Flow is so primal a force in our adult lives because its something we literally swam in 100% of the time as children.

Our schools and our parents barked it out of us as they taught us to ‘pay attention’ for the *next* moment. We shaked it out of our own hearts as we let ourselves become more and abiding to scheduling. Most of all, as we get older, time simply seems to speed up as we become aware of our looming mortality.

Psychology Today: Finding flow:

…A deprived childhood, abusive parents, poverty, and a host of other external reasons may make it difficult for a person to find joy in everyday life. On the other hand, there are so many examples of individuals who overcame such obstacles that the belief that the quality of life is determined from the outside is hardly tenable. How much stress we experience depends more on how well we control attention than on what happens to us. The effect of physical pain, a monetary loss, or a social snub depends on how much attention we pay to it. To deny, repress, or misinterpret such events is no solution either, because the information will keep smoldering in the recesses of the mind. It is better to look suffering straight in the eye, acknowledge and respect its presence, and then get busy as soon as possible focusing on things we choose to focus on.

To learn to control attention, any skill or discipline one can master on one’s own will serve: meditation and prayer, exercise, aerobics, martial arts. The important thing is to enjoy the activity for its own sake, and to know that what matters is not the result, but the control one is acquiring over one’s attention.

It is also important to develop the habit of doing whatever needs to be done with concentrated attention. Even the most routine tasks, like washing dishes, dressing, or mowing the lawn, become more rewarding if we approach them with the care it would take to make a work of art.

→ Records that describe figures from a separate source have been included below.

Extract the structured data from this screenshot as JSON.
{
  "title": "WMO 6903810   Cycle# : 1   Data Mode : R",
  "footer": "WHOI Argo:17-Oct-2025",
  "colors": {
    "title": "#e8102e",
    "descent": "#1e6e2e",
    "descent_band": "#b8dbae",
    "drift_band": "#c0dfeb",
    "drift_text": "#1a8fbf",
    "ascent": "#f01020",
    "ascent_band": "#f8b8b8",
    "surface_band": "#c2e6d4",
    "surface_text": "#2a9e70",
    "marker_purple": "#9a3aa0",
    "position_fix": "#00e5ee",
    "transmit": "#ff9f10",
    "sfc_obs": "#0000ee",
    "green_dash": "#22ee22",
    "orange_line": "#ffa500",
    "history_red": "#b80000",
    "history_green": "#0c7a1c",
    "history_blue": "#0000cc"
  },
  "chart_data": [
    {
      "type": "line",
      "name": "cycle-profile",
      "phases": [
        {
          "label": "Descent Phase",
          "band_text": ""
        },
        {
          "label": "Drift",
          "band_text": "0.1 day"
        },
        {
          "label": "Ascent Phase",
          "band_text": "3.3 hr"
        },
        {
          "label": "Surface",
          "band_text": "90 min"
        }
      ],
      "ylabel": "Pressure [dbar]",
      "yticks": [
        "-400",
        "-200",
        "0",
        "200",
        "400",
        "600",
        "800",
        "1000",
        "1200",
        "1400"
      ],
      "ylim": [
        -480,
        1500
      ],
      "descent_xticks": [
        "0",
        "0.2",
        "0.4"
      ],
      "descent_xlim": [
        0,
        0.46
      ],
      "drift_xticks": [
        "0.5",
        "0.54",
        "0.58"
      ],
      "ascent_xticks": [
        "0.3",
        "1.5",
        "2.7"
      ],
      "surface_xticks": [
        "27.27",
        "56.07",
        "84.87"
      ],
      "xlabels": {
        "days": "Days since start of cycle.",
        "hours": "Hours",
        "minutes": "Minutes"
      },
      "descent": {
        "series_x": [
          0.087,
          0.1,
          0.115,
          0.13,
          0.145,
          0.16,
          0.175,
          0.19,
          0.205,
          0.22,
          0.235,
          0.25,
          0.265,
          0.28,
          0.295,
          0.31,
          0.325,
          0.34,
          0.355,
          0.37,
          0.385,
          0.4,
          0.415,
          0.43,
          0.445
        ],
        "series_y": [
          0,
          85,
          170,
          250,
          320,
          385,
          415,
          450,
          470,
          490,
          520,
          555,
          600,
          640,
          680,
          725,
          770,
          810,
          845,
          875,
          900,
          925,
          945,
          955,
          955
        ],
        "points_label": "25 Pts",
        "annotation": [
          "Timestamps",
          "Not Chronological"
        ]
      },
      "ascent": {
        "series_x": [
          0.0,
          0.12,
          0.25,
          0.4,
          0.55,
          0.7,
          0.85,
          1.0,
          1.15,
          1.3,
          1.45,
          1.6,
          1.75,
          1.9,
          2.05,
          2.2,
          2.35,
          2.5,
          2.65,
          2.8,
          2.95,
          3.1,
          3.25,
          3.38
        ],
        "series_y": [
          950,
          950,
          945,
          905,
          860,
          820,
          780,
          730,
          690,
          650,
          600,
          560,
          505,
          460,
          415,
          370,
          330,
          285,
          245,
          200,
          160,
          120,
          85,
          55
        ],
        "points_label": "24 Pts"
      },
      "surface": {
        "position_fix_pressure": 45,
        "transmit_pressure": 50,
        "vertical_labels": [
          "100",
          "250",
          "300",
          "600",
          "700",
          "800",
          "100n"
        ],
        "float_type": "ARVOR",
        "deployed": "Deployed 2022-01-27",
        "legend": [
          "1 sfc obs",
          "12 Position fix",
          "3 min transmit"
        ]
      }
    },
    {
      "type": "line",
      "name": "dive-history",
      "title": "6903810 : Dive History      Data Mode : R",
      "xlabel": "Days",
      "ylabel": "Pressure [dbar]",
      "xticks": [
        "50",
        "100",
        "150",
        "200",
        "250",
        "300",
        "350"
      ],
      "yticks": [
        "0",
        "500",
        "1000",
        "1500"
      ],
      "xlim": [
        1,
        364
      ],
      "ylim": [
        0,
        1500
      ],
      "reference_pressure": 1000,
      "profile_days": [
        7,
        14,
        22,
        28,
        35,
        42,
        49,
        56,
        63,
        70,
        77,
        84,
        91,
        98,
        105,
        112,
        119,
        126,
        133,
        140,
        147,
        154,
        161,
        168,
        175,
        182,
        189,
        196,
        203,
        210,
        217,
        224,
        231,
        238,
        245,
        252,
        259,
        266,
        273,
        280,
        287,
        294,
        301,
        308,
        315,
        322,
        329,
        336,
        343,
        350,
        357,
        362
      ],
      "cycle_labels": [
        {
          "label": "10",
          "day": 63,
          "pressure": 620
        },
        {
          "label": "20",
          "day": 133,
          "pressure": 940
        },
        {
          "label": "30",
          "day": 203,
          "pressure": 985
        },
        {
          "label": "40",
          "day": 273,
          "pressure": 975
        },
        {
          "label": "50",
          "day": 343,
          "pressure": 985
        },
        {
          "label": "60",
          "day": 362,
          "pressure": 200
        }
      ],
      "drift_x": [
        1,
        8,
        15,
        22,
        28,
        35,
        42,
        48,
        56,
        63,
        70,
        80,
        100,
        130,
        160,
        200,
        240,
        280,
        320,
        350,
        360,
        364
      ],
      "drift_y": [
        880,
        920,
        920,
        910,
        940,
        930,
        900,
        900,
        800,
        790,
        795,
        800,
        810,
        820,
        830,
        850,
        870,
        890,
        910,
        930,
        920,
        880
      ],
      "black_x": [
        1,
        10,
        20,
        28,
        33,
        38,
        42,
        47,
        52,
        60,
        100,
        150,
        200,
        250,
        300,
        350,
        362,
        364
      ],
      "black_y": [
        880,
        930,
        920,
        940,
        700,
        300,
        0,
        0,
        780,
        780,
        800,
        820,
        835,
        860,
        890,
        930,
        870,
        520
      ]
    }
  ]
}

…Flow is a source of mental energy in that it focuses attention and motivates action. Like other forms of energy, it can be used for constructive or destructive purposes. Teenagers arrested for vandalism or robbery often have no other motivation than the excitement they experience stealing a car or breaking into a house. War veterans say that they never felt such intense flow as when they were behind a machine gun on the front lines. Thus, it is not enough to strive for enjoyable goals, but one must also choose goals that will reduce the sum total of entropy in the world.

Find your flow and you slow down time. Find your flow and time has no meaning. Find your flow and find your love.

These are things I am saying as much to myself as I am you.